Memory management provides address translation and provides a persistent state following a faulting (uncompleted) memory access. Additionally, the MMU 16 will provide access control functionality made use of by the operating system 14.

Address translation is performed using page tables, which can involve multiple steps, dependent upon the granularity of the translated page size. A single-level lookup is illustrated in Figure 5 (for a two level look-up example).

A translation base value is combined with the first-level index to provide the address of a page table entry (PTE) 44. This entry then provides the physical base, which is concatenated with the physical address index to provide the required physical address 46. Additional fields within the page table entry 44 contain access control information for the MMU model.

To enhance system performance, the processor 18 implements a cache of address mapping entries in translation look-aside buffer 20.

Access to the physical memory 10 is achieved by locating the data structures created by the operating system 14 during the initialisation of the MMU 16. The system modifies the VA (42) => PA (46) mappings, and removes a physical address 46 entry from a (linked) list maintained by the operating system 14, effectively reducing the memory that the system'believes'is available.

This provides a memory area reserved for use by the system. However, it remains possible that a rogue or malicious application could locate the physical page and tamper or

copy the key. The system therefore implements protection of the memory area as described below.

To provide protection of the product encryption key, the BC Driver 36 will modify the MMU tables so that the physical memory 10 holding the AES keys is protected from access. Through access to MMU registers sections and pages for both privileged and non-privileged program execution can be protected using access permissions (AP bits), allowing no-access, read-only, or read-write permissions for supervisor and user modes.

This is achieved by initialising a section of the MMU tables described above so that AES key memory is rendered not accessible by any code. When access to the keys is needed by the AES algorithm implemented by the system, the MMU tables will be modified to allow access to the keys.

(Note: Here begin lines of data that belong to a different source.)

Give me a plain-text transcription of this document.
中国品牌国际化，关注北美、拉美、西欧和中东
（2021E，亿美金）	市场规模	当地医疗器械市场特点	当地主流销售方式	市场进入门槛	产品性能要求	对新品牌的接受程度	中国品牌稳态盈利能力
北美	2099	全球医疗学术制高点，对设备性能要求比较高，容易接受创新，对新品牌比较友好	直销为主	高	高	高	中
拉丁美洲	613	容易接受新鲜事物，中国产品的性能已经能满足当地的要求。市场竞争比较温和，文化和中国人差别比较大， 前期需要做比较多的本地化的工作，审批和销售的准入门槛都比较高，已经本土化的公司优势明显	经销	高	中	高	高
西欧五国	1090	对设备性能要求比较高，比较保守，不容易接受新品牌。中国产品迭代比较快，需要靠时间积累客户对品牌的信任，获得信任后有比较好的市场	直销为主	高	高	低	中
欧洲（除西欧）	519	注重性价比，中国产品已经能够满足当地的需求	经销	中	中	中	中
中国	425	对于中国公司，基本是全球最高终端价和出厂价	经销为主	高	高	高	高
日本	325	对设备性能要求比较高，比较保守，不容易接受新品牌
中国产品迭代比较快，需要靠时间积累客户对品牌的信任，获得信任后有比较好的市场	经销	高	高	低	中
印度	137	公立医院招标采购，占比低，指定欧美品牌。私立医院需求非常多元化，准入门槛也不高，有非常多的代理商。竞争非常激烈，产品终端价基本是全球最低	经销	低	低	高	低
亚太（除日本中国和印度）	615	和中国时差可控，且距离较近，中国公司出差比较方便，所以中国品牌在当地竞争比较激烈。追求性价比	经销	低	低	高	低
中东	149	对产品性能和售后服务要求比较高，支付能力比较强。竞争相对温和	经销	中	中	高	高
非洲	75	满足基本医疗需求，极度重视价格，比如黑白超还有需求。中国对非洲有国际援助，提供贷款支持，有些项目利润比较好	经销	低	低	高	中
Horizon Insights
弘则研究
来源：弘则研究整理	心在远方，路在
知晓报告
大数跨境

This presents a second problem, as processes within a multi-tasking. environment may normally be"pre-empted"such that they are placed in a suspended state, allowing another process to execute.

Encryption is required to be performed in a non pre-emptive manner. In the present embodiment, the driver includes some assembly language code which emulates mechanisms typically employed by the operating system to allow code to be executed in a non pre-emptive manner.

Figure 6 shows an example of user interface for requiring the input of a user password to allow for decryption of encrypted data. The interface provides for access only by entry of the correct password 50, requirement to provide another password for modifying the system set up 52 and for the installation or modification of PDA settings, configuring of desktop settings and the assistance of PDA password recovery 54, using mechanisms and procedures known in the art.

The embodiments described provide an encryption product that address a number of vulnerabilities inherent in operating systems used in a number of electronic devices.

They can provide transparent encryption with sufficient control over key material, by exploiting the memory management model employed by processor of such devices.

The embodiments described herein can provide a high level of security assurance, a system which is transparent to the user and which can support remote deployment and configuration. They can therefore offer a simple way of providing good security protection for data on lost or stolen computers and other electronic devices. Authentication preferably occurs at boot time using password hashing with the option of secondary authentication (be it by way of second code or additional component).